US Crime Groups Abroad
Some US crime groups have established cells and networks in foreign countries, and are engaged in a wide range of criminal activities. In many cases, the US crime groups use their overseas networks to acquire drugs and other illicit contraband or to prey upon US businesses, as they do in the United States. Law enforcement authorities in other countries also report that US crime groups are involved in money laundering, extortion, prostitution, drug trafficking, firearms smuggling, car theft, street crimes, and contract murders.
Map
US Motorcycle Clubs: Presence Overseas
- The most notorious US crime groups operating overseas are outlaw elements of motorcycle gangs, according to US law enforcement agencies. Some of the approximately 900 motorcycle gangs that have been identified as having outlaw elements by US law enforcement have worldwide chapters and are expanding into other countries at a significant rate. The increasing overseas presence of US motorcycle gangs, together with their criminal members' tendency to associate with other crime groups to further their criminal ends, are causing increasing concern among law enforcement authorities around the world. Law enforcement authorities in countries where motorcycle gangs have established themselves indicate that the motorcycle gangs are extensively involved in organized crime and have particularly bad reputations for violence, property crimes, prostitution and extortion rackets, and trafficking in drugs and firearms.
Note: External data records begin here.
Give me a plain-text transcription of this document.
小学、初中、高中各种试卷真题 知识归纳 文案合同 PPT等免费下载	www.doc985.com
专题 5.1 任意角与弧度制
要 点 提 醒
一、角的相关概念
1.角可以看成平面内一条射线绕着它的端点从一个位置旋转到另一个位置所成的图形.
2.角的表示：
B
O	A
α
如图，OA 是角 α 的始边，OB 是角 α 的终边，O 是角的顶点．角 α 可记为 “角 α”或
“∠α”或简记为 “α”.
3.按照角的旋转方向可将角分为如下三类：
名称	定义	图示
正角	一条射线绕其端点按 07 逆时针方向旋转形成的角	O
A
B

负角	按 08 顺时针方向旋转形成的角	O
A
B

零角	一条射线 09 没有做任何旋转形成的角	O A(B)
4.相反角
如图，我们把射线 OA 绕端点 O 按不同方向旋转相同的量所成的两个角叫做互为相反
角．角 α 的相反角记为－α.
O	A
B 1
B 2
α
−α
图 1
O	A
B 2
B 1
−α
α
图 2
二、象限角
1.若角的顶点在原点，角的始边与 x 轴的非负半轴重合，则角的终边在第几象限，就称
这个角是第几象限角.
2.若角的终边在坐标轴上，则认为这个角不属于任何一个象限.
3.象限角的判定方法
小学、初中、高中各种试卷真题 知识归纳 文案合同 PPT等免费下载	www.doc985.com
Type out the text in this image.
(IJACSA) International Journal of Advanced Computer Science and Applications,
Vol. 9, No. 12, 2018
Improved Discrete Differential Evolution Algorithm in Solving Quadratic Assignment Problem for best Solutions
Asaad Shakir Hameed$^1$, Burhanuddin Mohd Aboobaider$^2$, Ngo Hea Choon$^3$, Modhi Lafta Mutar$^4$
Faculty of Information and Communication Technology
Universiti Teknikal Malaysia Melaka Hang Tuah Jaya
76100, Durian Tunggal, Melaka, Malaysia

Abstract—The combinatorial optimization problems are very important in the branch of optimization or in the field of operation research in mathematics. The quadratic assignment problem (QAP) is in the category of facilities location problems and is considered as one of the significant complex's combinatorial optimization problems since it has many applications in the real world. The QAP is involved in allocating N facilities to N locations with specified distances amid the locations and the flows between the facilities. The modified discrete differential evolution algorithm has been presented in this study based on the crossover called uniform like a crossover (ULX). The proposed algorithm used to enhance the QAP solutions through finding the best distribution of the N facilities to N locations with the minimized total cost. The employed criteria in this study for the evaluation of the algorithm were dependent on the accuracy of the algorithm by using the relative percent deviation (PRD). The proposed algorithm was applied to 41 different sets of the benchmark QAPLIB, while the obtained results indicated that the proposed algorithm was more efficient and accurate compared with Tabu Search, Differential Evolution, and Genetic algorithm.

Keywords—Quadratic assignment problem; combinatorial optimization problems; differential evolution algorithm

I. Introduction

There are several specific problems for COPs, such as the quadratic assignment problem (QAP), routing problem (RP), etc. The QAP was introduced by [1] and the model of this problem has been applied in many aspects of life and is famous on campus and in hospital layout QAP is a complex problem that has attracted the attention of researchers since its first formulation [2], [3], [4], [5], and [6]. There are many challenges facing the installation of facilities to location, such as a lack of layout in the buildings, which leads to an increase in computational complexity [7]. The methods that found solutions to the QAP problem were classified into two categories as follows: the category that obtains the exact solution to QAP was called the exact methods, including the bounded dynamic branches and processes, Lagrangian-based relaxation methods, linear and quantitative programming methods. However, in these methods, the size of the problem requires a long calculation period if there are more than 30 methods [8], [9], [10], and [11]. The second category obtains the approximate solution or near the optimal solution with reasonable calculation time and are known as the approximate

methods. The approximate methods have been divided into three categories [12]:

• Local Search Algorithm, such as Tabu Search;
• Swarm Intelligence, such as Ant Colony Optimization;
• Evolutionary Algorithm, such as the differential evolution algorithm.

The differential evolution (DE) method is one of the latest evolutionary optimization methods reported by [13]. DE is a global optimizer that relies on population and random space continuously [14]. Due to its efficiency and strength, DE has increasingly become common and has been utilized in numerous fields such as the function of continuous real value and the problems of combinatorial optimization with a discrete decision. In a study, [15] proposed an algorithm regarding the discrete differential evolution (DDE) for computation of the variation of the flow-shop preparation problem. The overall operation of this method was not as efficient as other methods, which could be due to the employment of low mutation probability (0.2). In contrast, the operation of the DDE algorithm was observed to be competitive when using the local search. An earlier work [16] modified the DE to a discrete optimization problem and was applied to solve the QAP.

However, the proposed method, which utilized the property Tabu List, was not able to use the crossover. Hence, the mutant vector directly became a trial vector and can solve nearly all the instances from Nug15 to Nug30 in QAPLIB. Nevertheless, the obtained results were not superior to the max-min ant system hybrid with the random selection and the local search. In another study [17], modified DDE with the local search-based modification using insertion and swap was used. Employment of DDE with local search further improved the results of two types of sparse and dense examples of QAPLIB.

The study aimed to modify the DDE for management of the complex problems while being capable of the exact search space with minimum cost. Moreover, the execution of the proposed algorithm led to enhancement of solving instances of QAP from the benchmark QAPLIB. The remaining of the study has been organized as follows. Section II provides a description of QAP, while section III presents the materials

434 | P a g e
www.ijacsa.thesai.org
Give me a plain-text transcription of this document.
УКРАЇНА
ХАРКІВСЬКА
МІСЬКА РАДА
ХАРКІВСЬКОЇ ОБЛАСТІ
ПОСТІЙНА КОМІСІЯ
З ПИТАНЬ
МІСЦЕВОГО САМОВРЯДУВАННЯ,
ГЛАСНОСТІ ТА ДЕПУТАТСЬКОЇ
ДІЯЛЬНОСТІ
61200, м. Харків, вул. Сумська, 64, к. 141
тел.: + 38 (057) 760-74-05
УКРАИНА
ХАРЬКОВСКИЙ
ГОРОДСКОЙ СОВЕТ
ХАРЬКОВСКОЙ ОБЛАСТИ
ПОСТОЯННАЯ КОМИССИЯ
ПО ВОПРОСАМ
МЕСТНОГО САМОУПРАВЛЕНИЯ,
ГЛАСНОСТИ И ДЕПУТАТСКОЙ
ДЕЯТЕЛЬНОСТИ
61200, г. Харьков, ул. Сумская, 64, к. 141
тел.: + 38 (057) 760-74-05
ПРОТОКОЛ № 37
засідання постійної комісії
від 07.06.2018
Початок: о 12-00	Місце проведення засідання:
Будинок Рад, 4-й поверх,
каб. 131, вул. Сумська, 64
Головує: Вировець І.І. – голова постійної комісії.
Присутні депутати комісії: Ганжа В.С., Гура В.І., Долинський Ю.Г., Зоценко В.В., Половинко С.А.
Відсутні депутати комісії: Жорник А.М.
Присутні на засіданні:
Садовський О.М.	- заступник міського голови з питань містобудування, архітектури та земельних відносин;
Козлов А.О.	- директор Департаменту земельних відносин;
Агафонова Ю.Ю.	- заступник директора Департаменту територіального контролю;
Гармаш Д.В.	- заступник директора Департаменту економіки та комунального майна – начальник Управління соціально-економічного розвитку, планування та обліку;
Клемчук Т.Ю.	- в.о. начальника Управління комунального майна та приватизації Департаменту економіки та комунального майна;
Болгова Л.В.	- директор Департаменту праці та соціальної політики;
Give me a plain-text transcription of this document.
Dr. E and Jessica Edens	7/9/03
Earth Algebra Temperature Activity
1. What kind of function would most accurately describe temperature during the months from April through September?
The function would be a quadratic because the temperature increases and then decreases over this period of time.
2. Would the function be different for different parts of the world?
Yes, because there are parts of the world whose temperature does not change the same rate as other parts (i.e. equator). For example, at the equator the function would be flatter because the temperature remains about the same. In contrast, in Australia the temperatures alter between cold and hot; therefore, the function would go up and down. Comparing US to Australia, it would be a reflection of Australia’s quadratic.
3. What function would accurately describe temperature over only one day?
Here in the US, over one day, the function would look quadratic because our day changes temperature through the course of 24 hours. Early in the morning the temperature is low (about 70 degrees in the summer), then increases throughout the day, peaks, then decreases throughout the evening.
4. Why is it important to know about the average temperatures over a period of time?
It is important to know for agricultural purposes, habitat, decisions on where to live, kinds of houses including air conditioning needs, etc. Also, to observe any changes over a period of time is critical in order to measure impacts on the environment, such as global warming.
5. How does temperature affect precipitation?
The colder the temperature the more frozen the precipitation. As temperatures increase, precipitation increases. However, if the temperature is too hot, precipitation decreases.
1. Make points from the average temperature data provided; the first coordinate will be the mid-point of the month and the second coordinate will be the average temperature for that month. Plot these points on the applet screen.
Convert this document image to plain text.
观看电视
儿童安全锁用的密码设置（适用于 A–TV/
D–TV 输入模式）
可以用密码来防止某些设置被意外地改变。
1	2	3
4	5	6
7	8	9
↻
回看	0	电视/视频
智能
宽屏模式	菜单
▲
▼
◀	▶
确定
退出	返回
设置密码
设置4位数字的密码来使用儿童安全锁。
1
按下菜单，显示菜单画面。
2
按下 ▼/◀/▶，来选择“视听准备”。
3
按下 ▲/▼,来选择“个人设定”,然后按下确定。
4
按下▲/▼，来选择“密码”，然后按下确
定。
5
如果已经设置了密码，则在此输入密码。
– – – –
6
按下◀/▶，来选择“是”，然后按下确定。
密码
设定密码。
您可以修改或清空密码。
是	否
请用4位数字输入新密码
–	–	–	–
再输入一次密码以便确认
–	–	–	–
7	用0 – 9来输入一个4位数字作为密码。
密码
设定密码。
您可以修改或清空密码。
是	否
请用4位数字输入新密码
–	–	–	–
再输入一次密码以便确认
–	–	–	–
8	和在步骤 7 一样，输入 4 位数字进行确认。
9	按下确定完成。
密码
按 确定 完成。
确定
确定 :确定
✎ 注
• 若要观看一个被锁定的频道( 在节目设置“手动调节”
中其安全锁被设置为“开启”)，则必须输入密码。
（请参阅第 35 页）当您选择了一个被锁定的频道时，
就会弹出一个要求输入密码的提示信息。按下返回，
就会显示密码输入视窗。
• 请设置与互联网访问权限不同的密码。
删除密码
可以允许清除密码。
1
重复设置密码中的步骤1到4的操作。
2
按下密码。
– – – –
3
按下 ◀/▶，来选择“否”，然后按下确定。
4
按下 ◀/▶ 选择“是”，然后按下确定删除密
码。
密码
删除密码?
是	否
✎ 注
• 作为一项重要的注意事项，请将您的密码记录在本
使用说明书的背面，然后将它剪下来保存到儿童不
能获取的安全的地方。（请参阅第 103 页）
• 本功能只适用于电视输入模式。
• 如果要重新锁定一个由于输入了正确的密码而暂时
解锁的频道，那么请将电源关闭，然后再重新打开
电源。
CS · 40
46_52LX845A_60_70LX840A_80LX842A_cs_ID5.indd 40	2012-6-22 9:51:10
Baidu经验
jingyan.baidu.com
- According to US law enforcement agencies, the oldest and largest organized crime group in the United States, La Cosa Nostra, has extensive international connections. La Cosa Nostra has been historically linked to the Sicilian Mafia and other Italian criminal organizations, particularly for smuggling heroin and contraband into North America and firearms and cocaine to Canada and Europe. Some La Cosa Nostra members are involved in international racketeering activities, and the crime group controls several offshore casinos and Internet gambling sites. La Cosa Nostra's influence and control over certain labor unions in the United States has a far-reaching impact on some international commerce. Moreover, La Cosa Nostra's extortion and fraud schemes directed against US businesses may extend to their foreign operations. La Cosa Nostra launders illegal proceeds through offshore banks in the Caribbean, as well as through European and South American financial institutions and businesses. Of particular concern is La Cosa Nostra involvement in illegal stock market fraud and stock manipulation, which affects international investments and has the potential to destabilize US financial markets.
Footnotes
(1) Thailand, which in the past had been a larger producer of opium, now accounts for less than 1 percent of the region's total opium production because of effective crop eradication efforts.(2) The reliability of some Chinese statistics is questionable, particularly for much of the data dealing with the societal consequences of crime. In some cases, China does not have good data collection, which almost certainly underestimated--perhaps significantly--the scale of these problems. Since 1997, Beijing has waged an intensive publicity campaign to encourage honesty and accuracy in reporting data.
(3) One press report estimated the banking industry's bad loans to be as high as $1 trillion.